Die Motion Salzmann trägt den Titel "Inländische Munitionsproduktion sichern". Die inländische Munitionsproduktion, von der die Motion spricht, hat letztes Jahr Munition im Umfang von 410 Millionen Franken exportiert. Das entspricht einem Plus von rund 80 Prozent gegenüber dem Vorjahr und einem Anteil von 43 Prozent an allen Kriegsmaterialexporten, welche in den letzten fünf Jahren notabene um satte 10 Prozent gestiegen sind. Der Schweizer Rüstungsindustrie geht es blendend, ebenso der Munitionsproduktion.

Nun könnte man argumentieren, wie es die Mehrheit der Kommission tut, dass Vorsicht besser ist als Nachsicht und eine Zusammenarbeit mit Schweizer Munitionsfabriken eine Investition in die Sicherheit unseres Landes ist. Ich bin industriepolitischen Massnahmen grundsätzlich überhaupt nicht abgeneigt, aber Industriepolitik sollte klug und zielgerichtet sein. Die vorliegende Motion ist aber keine Präzisionswaffe, sondern eine Schrotflinte. Sie gibt dem Bundesrat den Auftrag und die Möglichkeit in die Hand, zwei ausländisch kontrollierte Munitionsfabriken mit Steuergeld zu subventionieren. Mit welchen Auflagen, nach welchen Kriterien? Niemand weiss es. Eine parlamentarische Kontrolle ist nicht vorhanden, und zum Schutz von guten Arbeitsplätzen gibt es keine Vorgabe. Damit sind weitere Skandale und Korruption vorprogrammiert.

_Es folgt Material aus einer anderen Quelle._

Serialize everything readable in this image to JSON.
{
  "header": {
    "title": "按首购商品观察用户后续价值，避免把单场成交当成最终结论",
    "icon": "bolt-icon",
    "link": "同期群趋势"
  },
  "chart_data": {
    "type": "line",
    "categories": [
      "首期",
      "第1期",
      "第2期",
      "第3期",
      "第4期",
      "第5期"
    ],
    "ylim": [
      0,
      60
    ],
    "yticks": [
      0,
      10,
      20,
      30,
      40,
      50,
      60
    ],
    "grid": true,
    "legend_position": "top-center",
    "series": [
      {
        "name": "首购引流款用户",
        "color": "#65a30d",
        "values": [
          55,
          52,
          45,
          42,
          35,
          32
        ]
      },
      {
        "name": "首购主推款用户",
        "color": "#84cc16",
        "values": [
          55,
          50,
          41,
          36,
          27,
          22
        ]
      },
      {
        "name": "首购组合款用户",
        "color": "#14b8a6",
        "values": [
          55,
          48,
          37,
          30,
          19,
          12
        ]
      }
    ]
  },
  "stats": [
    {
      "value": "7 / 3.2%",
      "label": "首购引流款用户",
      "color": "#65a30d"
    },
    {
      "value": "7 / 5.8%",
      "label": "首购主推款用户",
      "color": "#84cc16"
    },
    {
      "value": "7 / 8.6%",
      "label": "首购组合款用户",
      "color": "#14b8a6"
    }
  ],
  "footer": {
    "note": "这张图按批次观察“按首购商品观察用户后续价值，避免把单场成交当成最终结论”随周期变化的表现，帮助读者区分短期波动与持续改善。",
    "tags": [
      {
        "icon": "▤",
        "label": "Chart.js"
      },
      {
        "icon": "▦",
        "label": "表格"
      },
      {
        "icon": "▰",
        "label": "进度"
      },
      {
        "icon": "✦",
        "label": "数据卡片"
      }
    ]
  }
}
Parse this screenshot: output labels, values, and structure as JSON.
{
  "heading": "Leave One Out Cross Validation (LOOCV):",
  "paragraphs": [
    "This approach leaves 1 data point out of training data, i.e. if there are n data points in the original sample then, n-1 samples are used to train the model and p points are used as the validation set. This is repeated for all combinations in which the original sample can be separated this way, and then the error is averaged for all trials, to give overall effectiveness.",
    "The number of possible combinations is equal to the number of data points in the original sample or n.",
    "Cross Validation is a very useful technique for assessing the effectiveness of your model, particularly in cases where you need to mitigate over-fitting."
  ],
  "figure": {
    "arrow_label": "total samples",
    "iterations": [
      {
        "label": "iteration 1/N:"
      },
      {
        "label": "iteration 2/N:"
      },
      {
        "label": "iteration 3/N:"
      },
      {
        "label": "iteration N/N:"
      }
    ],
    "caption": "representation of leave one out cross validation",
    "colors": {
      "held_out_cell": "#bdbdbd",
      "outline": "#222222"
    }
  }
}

Die Motion liest sich wie die von diesem Rat im Dezember verabschiedete Lockerung des Kriegsmaterialgesetzes, wie die Wunschliste der Rüstungskonzerne. Statt dass der Zugang zum europäischen Markt verbessert und damit auch ein Beitrag zur europäischen Sicherheit geleistet wird, sollen die Rüstungsfirmen mit Subventionen und einer Ausrichtung auf die dubiosesten Geschäftspartner weltweit ihren Profit vergrössern können. Bei dieser Rüstungspolitik der Mehrheit der Kommission und leider auch der Mehrheit dieses Rates geht es nicht um die Sicherheit der Schweiz, sondern um Partikularinteressen der Rüstungslobby. Diese Motion ist nicht nur unnötig, sie ist auch eine Verschwendung von Steuergeld zugunsten ausländischer Rüstungskonzerne. [GZ]

Ich bitte Sie deshalb, die Motion abzulehnen.